The first Yetu Boot Camp took place June 26-29th, 2017 in Naivasha, Kenya with 14 groups participating:

  • Association for the physically disabled of Kenya
  • Faraja Cancer Support
  • Missing Child Kenya
  • Association of Media Women in Kenya
  • Federation of Deaf women
  • Jani Jipya Initiative
  • Kenya Climate Justice Women Champions
  • Kenya Women Holding
  • Mathare Youth Sports Association Consortium
  • NairoBits Trust
  • National Organization of Peer Educators
  • The Youth Banner
  • Vijana Amani Pamoja
  • Young Women’s Christian Association of Kenya

Lessons from What Works

The boot camp aimed to inspire action through discussions of highly successful initiatives and evidence of what works. The event provided knowledge on campaign planning and execution with a special focus on execution strategies. It also facilitated twinning/peer-learning among organizations. By the end, each CSO was better able to refine their value proposition, hone their pitch, and start using the M-Changa fundraising platform for online campaigning and fundraising.

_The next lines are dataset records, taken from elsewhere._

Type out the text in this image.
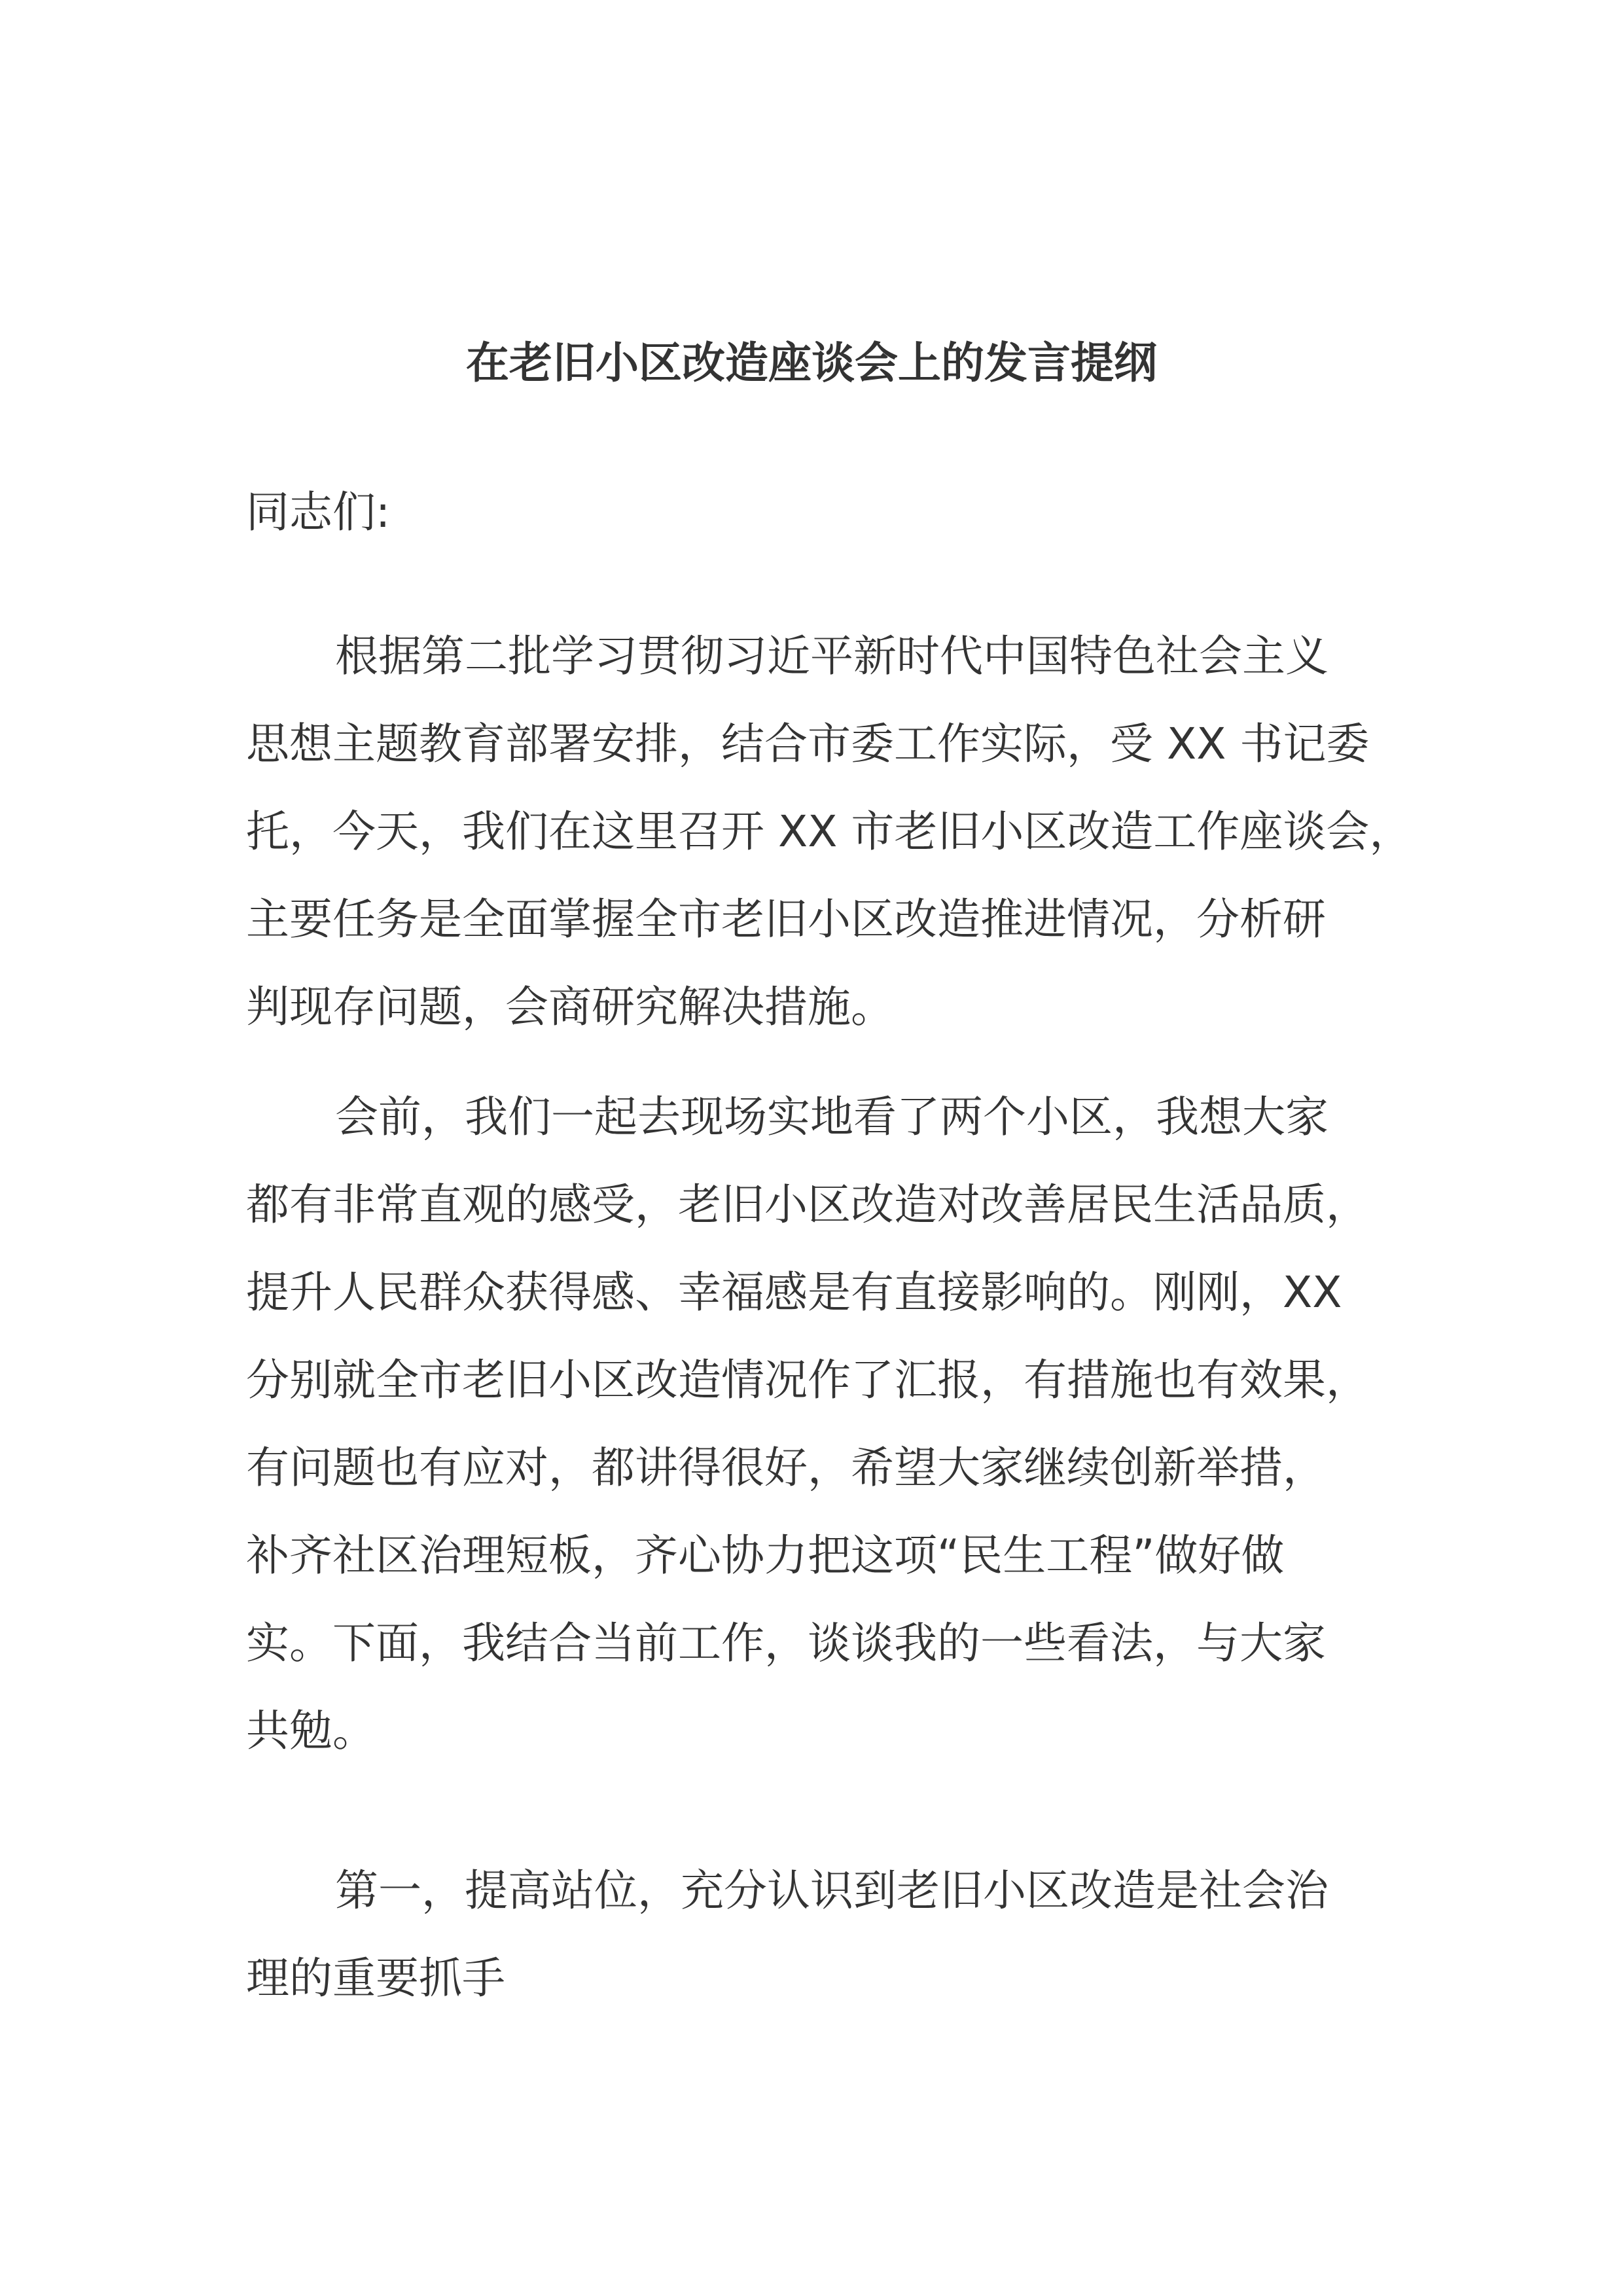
在老旧小区改造座谈会上的发言提纲

同志们:

根据第二批学习贯彻习近平新时代中国特色社会主义
思想主题教育部署安排，结合市委工作实际，受 XX 书记委
托，今天，我们在这里召开 XX 市老旧小区改造工作座谈会，
主要任务是全面掌握全市老旧小区改造推进情况，分析研
判现存问题，会商研究解决措施。

会前，我们一起去现场实地看了两个小区，我想大家
都有非常直观的感受，老旧小区改造对改善居民生活品质，
提升人民群众获得感、幸福感是有直接影响的。刚刚，XX
分别就全市老旧小区改造情况作了汇报，有措施也有效果，
有问题也有应对，都讲得很好，希望大家继续创新举措，
补齐社区治理短板，齐心协力把这项“民生工程”做好做
实。下面，我结合当前工作，谈谈我的一些看法，与大家
共勉。

第一，提高站位，充分认识到老旧小区改造是社会治
理的重要抓手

The sessions about successful crowdfunding initiatives in Kenya featured Kenyans for Kenyans and Bring Zack Back Home. It also featured presenters from successful public and private partnerships like Safaricom Foundation and M-Changa, with a focus on sharing ideas. One of the challenges that CSOs face is scaling up. Many function at a small scale, but breaking into a medium scale requires a different level of engagements, strong messaging, marketing, and engagement with donors.

This process of scaling becomes particularly problematic in times of political turmoil and a tightening space for CSOs. In such conditions, there is little room for CSOs to experiment and grow. The Yetu Initiative, through programs like the boot camp, builds a community where experimentation, shared learning, and trust-building among CSOs allow them to build a better future together.